My favorite taverna in Athens makes gigantes that I can only describe as “pillows of perfection,” which I usually eat within my first 48 hours of arriving. The beans are amazingly tender, and the sauce is warming and heavy enough to feel like comfort food but vegetable-centric enough that it feels like a healthy indulgence.
A year or two ago I finally made headway in becoming a regular at the taverna when I befriended one of the servers who, among the male-dominated staff, is young, female and English-speaking. In my broken Greek she helped me coax a verbally dictated, very nontechnical recipe-ish sort of description from the owner. When I returned to California, obviously having packed a giant bag of white beans in my luggage, I immediately got to work testing the tips that I was given through what felt like a sacred passing of bean oral history.

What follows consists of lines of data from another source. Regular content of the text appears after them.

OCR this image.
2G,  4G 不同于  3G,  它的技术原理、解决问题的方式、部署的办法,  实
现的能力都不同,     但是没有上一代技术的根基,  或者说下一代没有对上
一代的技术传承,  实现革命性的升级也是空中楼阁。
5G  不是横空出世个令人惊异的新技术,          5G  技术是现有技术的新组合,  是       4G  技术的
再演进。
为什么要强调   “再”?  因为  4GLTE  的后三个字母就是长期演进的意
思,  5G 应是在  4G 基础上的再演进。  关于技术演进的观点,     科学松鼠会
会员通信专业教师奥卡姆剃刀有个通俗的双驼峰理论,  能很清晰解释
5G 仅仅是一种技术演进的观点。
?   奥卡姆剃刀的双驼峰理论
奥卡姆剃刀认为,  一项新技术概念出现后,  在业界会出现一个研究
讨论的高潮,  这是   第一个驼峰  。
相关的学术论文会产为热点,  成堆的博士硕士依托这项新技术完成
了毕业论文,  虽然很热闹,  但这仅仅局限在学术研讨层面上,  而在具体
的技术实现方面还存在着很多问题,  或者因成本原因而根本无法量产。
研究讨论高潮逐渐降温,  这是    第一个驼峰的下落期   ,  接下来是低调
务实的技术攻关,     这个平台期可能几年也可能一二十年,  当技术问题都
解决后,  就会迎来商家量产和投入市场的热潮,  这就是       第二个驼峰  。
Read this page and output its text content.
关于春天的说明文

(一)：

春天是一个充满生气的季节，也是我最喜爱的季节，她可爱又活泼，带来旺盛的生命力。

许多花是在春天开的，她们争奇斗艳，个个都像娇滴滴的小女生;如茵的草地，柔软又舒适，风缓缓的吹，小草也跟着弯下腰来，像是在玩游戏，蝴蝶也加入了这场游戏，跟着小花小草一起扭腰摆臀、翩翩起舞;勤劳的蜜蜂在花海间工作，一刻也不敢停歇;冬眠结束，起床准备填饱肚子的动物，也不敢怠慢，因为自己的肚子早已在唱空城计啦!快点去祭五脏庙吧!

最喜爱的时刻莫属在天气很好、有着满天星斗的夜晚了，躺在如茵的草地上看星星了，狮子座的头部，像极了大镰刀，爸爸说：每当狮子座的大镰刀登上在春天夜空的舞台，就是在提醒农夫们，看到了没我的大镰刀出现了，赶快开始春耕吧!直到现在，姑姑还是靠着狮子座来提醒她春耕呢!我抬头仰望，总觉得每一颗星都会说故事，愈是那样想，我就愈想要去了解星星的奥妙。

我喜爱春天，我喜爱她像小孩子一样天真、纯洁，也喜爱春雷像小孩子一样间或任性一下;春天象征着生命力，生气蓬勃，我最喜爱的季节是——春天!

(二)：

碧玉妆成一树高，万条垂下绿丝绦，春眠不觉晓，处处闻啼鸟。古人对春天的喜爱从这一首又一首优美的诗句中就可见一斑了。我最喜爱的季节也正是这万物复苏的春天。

With practice, this recipe is what became of that interaction. Enjoy these with a dollop of whole-milk Greek yogurt and a side of crusty bread.
The cooking time depends on how well your oven regulates heat and freshness of the dried beans. If the beans are older, they will take longer. You’re looking for tender, soft, buttery beans that hold their shape and are not falling apart, plus a thick sauce, and some of the beans on the top layer ending up a bit “burnt” or extra baked from direct heat exposure. After the initial uncovered baking period, check periodically in 10-minute increments to test the beans’ texture as needed.
This is an excellent recipe for meal prep: This can be made ahead and keeps for at least three to four days. It also freezes and reheats very well.